Dicho informe al que ha tenido acceso El Mundo amplía los atestados previos con los hallazgos recientes, permitiendo a los investigadores descartar hipótesis como sabotaje, terrorismo, negligencia de los maquinistas o exceso de velocidad. en el contexto actual se centran en la tesis principal: la rotura del carril o de la soldadura de la vía.
Via AdamuzEFE
La tensión en la vía comenzó a descender desde las 21:46 del 17 de enero
El informe detalla que la tensión en la vía se mantenía estable en torno a dos voltios, pero desde las 21:46 del 17 de enero comenzó a descender hasta 1,5 voltios, y quedó a cero tras el accidente, alrededor de las 19:43 del día siguiente. Los investigadores destacan que esta variación “de forma sostenida a lo largo del tiempo… no es habitual durante la serie estudiada”, que abarca desde el 12 de enero.

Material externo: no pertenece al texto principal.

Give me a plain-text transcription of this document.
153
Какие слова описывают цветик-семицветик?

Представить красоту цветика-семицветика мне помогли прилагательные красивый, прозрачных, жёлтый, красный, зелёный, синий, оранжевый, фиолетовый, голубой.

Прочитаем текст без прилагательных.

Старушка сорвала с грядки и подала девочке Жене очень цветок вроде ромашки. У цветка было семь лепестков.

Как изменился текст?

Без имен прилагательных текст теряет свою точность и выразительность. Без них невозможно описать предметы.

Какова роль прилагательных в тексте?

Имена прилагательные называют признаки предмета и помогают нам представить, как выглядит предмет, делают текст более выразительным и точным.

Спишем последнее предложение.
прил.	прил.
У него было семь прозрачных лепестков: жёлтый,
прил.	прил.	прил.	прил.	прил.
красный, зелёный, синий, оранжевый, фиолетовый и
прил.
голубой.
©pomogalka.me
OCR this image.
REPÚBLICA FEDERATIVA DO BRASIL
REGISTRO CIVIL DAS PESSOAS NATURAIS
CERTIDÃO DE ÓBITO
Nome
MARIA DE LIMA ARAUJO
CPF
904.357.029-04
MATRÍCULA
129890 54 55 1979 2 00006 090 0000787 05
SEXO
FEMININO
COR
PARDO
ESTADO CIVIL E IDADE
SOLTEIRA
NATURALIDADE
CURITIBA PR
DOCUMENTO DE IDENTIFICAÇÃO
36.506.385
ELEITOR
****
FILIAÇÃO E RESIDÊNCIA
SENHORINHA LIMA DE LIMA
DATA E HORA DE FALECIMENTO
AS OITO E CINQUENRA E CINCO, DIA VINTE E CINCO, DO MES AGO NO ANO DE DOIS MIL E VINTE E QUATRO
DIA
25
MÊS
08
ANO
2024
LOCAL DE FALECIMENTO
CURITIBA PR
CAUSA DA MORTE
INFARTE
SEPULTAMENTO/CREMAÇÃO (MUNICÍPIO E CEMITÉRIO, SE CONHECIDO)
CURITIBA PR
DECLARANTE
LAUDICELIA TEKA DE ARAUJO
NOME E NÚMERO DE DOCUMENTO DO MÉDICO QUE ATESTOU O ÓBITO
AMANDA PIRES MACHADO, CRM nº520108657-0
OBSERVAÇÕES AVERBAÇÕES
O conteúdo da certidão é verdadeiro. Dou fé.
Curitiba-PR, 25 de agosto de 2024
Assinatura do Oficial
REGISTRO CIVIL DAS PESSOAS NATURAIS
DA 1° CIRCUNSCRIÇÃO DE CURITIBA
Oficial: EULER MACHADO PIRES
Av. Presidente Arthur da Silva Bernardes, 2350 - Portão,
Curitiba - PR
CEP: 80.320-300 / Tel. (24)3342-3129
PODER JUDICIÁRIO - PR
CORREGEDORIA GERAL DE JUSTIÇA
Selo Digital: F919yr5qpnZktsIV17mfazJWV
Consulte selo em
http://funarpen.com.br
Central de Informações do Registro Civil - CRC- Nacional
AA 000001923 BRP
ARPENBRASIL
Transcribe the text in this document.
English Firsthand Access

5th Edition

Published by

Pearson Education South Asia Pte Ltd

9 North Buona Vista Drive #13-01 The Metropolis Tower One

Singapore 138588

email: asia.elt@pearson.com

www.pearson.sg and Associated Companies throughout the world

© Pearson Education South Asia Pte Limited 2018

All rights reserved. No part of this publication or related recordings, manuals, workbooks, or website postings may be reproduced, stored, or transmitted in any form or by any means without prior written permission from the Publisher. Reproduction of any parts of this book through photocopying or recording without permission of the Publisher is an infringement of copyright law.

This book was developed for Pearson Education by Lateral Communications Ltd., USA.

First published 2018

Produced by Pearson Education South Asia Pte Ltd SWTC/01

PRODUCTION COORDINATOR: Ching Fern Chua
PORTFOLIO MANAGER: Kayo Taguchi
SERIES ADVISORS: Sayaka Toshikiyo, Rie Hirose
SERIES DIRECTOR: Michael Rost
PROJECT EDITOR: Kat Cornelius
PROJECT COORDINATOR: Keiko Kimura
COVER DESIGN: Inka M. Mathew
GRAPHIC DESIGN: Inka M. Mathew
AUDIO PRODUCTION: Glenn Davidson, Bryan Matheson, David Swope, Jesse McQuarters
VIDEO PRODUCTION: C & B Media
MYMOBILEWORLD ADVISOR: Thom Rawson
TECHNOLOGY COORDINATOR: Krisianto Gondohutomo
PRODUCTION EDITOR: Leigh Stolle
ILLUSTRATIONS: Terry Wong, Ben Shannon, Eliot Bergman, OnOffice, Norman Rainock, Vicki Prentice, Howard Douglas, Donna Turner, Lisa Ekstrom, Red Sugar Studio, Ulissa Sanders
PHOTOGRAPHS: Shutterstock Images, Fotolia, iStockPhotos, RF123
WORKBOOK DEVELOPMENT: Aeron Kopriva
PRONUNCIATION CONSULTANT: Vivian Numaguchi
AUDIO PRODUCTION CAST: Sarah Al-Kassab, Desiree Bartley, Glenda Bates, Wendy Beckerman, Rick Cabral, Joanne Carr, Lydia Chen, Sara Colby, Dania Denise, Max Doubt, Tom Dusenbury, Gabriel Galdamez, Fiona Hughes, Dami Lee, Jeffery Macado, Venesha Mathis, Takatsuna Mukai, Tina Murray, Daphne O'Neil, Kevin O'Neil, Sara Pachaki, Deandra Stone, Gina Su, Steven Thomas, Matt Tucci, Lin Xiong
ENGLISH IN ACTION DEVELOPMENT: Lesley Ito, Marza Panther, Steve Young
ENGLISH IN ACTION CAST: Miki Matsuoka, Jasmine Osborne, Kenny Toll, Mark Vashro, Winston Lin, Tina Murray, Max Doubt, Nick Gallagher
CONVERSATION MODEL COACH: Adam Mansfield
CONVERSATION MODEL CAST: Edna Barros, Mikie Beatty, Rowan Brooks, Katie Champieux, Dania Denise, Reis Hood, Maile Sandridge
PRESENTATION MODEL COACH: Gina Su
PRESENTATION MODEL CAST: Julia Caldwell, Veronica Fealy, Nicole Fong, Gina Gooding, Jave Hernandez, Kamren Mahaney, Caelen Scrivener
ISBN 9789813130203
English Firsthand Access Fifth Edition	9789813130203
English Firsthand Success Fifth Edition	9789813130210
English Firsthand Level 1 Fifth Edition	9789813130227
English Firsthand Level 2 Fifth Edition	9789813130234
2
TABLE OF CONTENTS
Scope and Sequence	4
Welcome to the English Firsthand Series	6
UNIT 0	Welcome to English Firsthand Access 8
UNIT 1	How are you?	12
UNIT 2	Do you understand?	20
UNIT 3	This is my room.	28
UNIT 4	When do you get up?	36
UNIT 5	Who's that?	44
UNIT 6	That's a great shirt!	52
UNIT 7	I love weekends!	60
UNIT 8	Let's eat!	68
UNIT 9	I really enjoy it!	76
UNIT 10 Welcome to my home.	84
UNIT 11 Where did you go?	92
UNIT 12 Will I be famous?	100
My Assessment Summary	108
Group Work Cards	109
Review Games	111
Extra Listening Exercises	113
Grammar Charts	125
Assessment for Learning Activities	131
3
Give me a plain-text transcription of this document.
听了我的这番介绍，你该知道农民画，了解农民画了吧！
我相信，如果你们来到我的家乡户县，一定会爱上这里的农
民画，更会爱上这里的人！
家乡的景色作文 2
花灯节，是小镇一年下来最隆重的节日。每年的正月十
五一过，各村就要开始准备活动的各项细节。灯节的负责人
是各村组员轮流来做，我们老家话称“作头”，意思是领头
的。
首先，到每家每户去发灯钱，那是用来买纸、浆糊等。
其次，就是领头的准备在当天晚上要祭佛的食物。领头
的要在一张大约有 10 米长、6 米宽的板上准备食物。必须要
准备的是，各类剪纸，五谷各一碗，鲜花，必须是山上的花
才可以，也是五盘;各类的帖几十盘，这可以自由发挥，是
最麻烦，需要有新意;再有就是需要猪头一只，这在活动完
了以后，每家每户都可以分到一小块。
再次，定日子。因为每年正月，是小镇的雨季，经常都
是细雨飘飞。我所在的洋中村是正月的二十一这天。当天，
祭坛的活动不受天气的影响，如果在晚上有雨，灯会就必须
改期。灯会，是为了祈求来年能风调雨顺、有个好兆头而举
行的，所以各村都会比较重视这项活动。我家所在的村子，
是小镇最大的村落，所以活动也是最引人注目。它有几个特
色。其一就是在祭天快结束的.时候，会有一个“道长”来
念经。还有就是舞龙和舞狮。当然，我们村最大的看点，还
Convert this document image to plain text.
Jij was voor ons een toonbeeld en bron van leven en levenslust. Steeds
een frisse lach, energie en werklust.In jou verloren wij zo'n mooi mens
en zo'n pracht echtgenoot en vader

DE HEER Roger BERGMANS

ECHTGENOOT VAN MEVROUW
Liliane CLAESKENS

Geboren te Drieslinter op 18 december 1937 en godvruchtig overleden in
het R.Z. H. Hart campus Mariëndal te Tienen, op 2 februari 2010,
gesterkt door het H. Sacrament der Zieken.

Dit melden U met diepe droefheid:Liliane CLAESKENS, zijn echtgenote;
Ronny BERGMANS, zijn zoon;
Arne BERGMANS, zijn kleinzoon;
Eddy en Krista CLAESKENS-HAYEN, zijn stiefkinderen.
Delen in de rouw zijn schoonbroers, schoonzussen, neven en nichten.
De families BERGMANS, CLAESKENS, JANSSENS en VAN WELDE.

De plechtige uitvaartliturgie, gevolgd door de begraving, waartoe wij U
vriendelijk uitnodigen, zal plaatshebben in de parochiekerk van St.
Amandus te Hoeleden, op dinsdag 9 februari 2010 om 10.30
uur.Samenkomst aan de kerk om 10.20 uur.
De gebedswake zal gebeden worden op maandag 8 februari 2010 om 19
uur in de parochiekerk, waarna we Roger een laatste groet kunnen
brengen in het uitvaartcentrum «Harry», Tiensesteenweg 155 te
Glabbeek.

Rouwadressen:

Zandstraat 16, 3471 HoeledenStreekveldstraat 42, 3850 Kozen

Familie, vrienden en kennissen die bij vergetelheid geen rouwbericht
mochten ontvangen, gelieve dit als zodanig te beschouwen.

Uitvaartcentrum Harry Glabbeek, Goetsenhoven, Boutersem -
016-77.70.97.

Estas caídas de tensión quedaban registradas en el sistema SAM (Sistema de Ayuda al Mantenimiento) de Adif en Hornachuelos (Córdoba), pero solo se consultaban durante averías o tareas de mantenimiento, sin generar alertas automáticas.
La Guardia Civil consultó a Hitachi Rail GTS Spain, responsable del sistema, que admitió que la rotura podía detectarse, pero que la fiabilidad era baja debido a que el sistema solo alerta si la tensión cae por debajo de 0,780 voltios, el umbral de ocupación. Como la caída del día 17 se mantuvo en 1,5 voltios, “no hubo alarma alguna”, concluye el informe.